Five-year-old finds Dr. Seuss book bland, derivative

Akron, Oh. —Sarah Joseph doesn’t like green eggs, ham, or Dr. Seuss. A day after being handed a copy of “The Cat in the Hat”, Joseph turned up her nose at the classic children’s book.


“Pure drivel,” she said. “I’m willing to suspend disbelief about an anthropomorphic cat and talking fish, really, I am, but couldn’t the same effect have been achieved with human characters? Why tart up the story with animals? I may be a child but I’m not a buffoon.”


Joseph raised further objections in her Tuesday morning book club in which she is the youngest member by 67 years.


“Who exactly are Thing 1 and Thing 2? Are they halves of whole entity at war with itself? The id and superego of a yet-to-be-introduced character striving for balance? An expression of the cat’s ennui? Or just some schlock a publisher thought us unsophisticated kids would inveigle our parents into buying?” Joseph asked. “And don’t even get me started on how the cat managed to manipulate that bow tie sans thumbs.”


Melinda Joseph, Sarah’s mother and a literature professor at Akron University, sighed when asked about her daughter.


“The other day she was reading The Bell Jar by Sylvia Plath and she cried when I took it away from her. She screamed ‘YOU NEVER LET ME READ ABOUT EXISTENTIAL DREAD!’, and then slammed the door to her room,” Melinda Joseph said. “Last week I caught her using the storage ottoman to get Umberto Eco’s Foucault’s Pendulum off the top shelf of the bookcase. Hell, even I haven’t read that.
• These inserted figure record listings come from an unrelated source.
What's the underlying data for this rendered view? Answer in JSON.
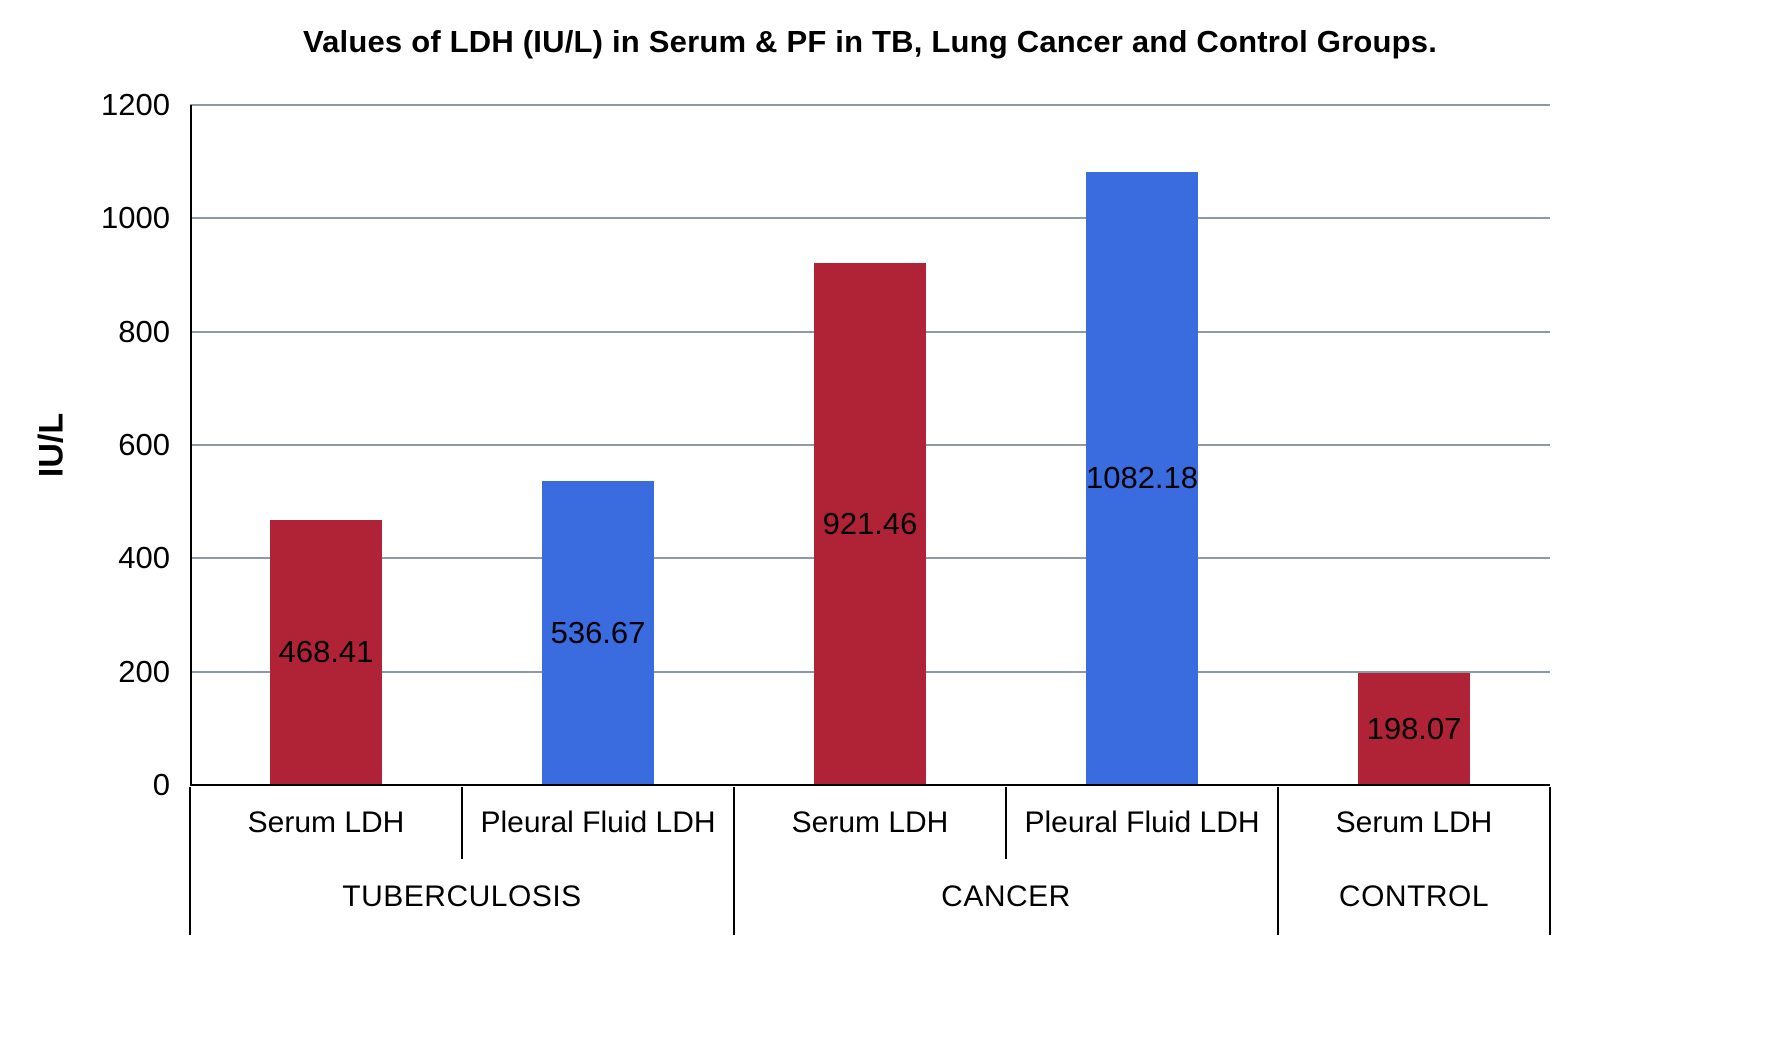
{
  "chart_data": {
    "type": "bar",
    "title": "Values of LDH (IU/L) in Serum & PF in TB, Lung Cancer and Control Groups.",
    "ylabel": "IU/L",
    "xlabel": "",
    "ylim": [
      0,
      1200
    ],
    "yticks": [
      0,
      200,
      400,
      600,
      800,
      1000,
      1200
    ],
    "grid": true,
    "legend": "none",
    "categories": [
      "Serum LDH",
      "Pleural Fluid LDH",
      "Serum LDH",
      "Pleural Fluid LDH",
      "Serum LDH"
    ],
    "groups": [
      {
        "label": "TUBERCULOSIS",
        "span": 2
      },
      {
        "label": "CANCER",
        "span": 2
      },
      {
        "label": "CONTROL",
        "span": 1
      }
    ],
    "values": [
      468.41,
      536.67,
      921.46,
      1082.18,
      198.07
    ],
    "value_labels": [
      "468.41",
      "536.67",
      "921.46",
      "1082.18",
      "198.07"
    ],
    "bar_colors": [
      "#b02236",
      "#3a6ce0",
      "#b02236",
      "#3a6ce0",
      "#b02236"
    ],
    "colors": {
      "serum_ldh": "#b02236",
      "pleural_fluid_ldh": "#3a6ce0",
      "gridline": "#8d99a5",
      "axis": "#000000",
      "background": "#ffffff",
      "text": "#000000"
    }
  }
}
I just keep so my department chair will be impressed with me if she ever comes over."


Research suggests that most people don’t become insufferable literary snobs until at least age 20, but Sarah Joseph is a rare case.


“On the parenting message boards, moms are always griping about how their kids won’t share or eat vegetables…if only,” Sarah Joseph said.


The older Joseph’s woes don’t end there. Her 10-year-old son, Blake, has begun wearing a beret, smoking clove cigarettes, and reading French philosophy.


“We are born in a grave, live in a coffin, and die in oblivion,” he told his Cub Scout troupe last week.